My camera skills are pretty bad too, two wrongs make a right I guess.

That’s my move bro. They mock this one aka LOVE IT. When I start pulling that one out it means party pants is ready to dance. This jam is now in sesh!

Of the ten songs we play over and over again which one is this you think? I have no idea.

There’s my bubble blobber butt! Them pink pants def bring it out even when blurry. Hey I’m a sasquatch, all those pics are always blurry yeah right guys totally you saw big foot. RIGHT. She was wearing pink pants!

How was I supposed to know there would be water in that paint jar? It’s like a museum there that never changes, anyway it didn’t do any damage and your painting just became more valuable if anything you should be thanking me for this.

Okay if I am headbanging then we are listening to…???

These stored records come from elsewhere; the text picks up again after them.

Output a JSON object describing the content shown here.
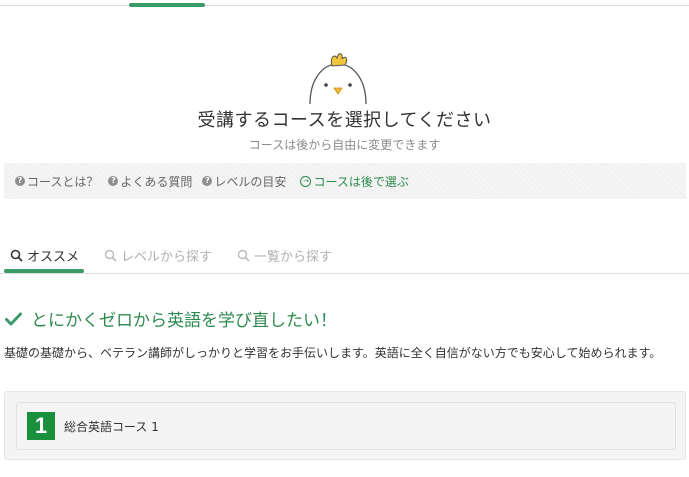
{
  "header": {
    "title": "受講するコースを選択してください",
    "subtitle": "コースは後から自由に変更できます"
  },
  "help_links": [
    {
      "label": "コースとは？",
      "icon": "question-circle-icon"
    },
    {
      "label": "よくある質問",
      "icon": "question-circle-icon"
    },
    {
      "label": "レベルの目安",
      "icon": "question-circle-icon"
    }
  ],
  "later_link": {
    "label": "コースは後で選ぶ",
    "icon": "arrow-circle-icon"
  },
  "tabs": [
    {
      "label": "オススメ",
      "active": true,
      "icon": "search-icon"
    },
    {
      "label": "レベルから探す",
      "active": false,
      "icon": "search-icon"
    },
    {
      "label": "一覧から探す",
      "active": false,
      "icon": "search-icon"
    }
  ],
  "recommendation": {
    "heading": "とにかくゼロから英語を学び直したい！",
    "description": "基礎の基礎から、ベテラン講師がしっかりと学習をお手伝いします。英語に全く自信がない方でも安心して始められます。",
    "course": {
      "number": "1",
      "name": "総合英語コース 1"
    }
  },
  "colors": {
    "accent": "#3a9a68",
    "brand_green": "#1a8f3e",
    "link_green": "#2e8b4f"
  }
}
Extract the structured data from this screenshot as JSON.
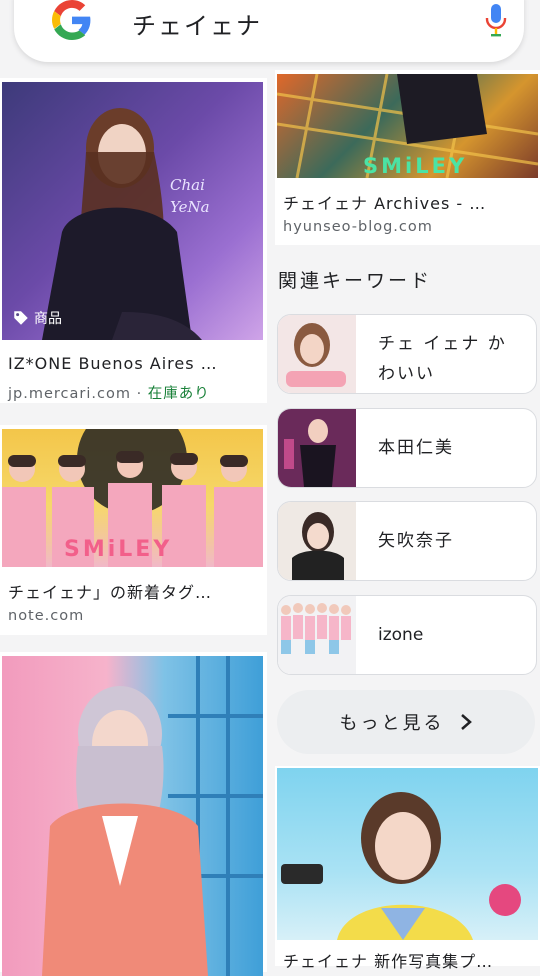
{
  "search": {
    "query": "チェイェナ"
  },
  "results_left": [
    {
      "title": "IZ*ONE Buenos Aires …",
      "source": "jp.mercari.com",
      "stock": "在庫あり",
      "badge": "商品",
      "image_text": "Chai YeNa"
    },
    {
      "title": "チェイェナ」の新着タグ…",
      "source": "note.com",
      "image_text": "SMiLEY"
    },
    {
      "title": "",
      "source": ""
    }
  ],
  "results_right": [
    {
      "title": "チェイェナ Archives - …",
      "source": "hyunseo-blog.com",
      "image_text": "SMiLEY"
    },
    {
      "title": "",
      "source": ""
    }
  ],
  "related": {
    "title": "関連キーワード",
    "items": [
      {
        "label_line1": "チェ イェナ か",
        "label_line2": "わいい"
      },
      {
        "label": "本田仁美"
      },
      {
        "label": "矢吹奈子"
      },
      {
        "label": "izone"
      }
    ],
    "more_label": "もっと見る"
  },
  "partial_bottom_text": "チェイェナ 新作写真集プ…",
  "colors": {
    "stock_green": "#188038",
    "accent_blue": "#4285F4"
  },
  "icons": [
    "google-logo-icon",
    "mic-icon",
    "tag-icon",
    "chevron-right-icon"
  ]
}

Deet deet deet deet deet DEET DEET DEET DEET DEET DEET! deet dee deet deet deet DEET DEET DEET DEET! I don’t even know what fucking song I am singing right now anyway I am off on something else altogether nevermind!

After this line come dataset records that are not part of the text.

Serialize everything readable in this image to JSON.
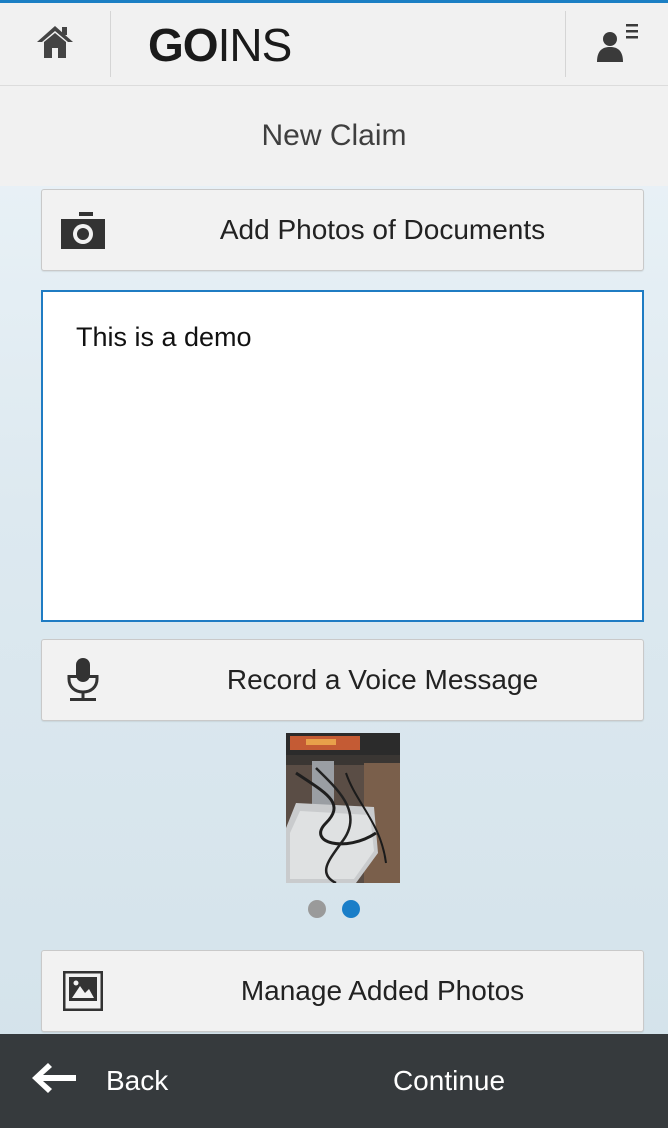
{
  "header": {
    "logo_bold": "GO",
    "logo_rest": "INS",
    "home_icon": "home-icon",
    "user_icon": "user-menu-icon"
  },
  "title": "New Claim",
  "buttons": {
    "add_photos": "Add Photos of Documents",
    "record_voice": "Record a Voice Message",
    "manage_photos": "Manage Added Photos"
  },
  "note": {
    "text": "This is a demo"
  },
  "carousel": {
    "page_count": 2,
    "active_index": 1
  },
  "footer": {
    "back": "Back",
    "continue": "Continue"
  },
  "colors": {
    "accent": "#1a7ec8",
    "footer_bg": "#363a3d",
    "header_bg": "#f1f1f1"
  }
}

This will go into my EVERYTHING HERE RULES section of the #secretproject for sure. night night Leila. Did you know that this girl and I met when I was 19 on a lezbo date at the reverb (I was on one with another older chick #player #stud that’s tight brah) for a corpus show and I was also dating the spaniard. Corpus smashed a fluorescent light tube on his head during his show it was the most insane thing that I have ever been a part of and then this leila girl with a weird accenty voice comes out of the crowd and we hung out it was neat and now ten years later we are friends again. But through bech, who coincidentally has banged or dated or knows lots of people I know/used to know. Toronto is a small town. Shit like facebook ruins everything though, you can add a person and then see everyone you have in common and then if it’s a bizarre obscure person no one else has connected to them THEN you know so much more about that person you just friended, can kill or cure things right. Also bonus points in this photo go to chi chi no no.

Time to shower bro FTS!

16 thoughts on “A rayme in the life

  1. In the third photo from the bottom I am soo deeply intensely captivated by whatever stupid song we were headbanging to.
    Mmmmmmm so in to it. cant get enough of it. somebody hit me. jaja

  2. Did you friend paint those paintings on the wall? I really like the one with the buildings and the blue truck.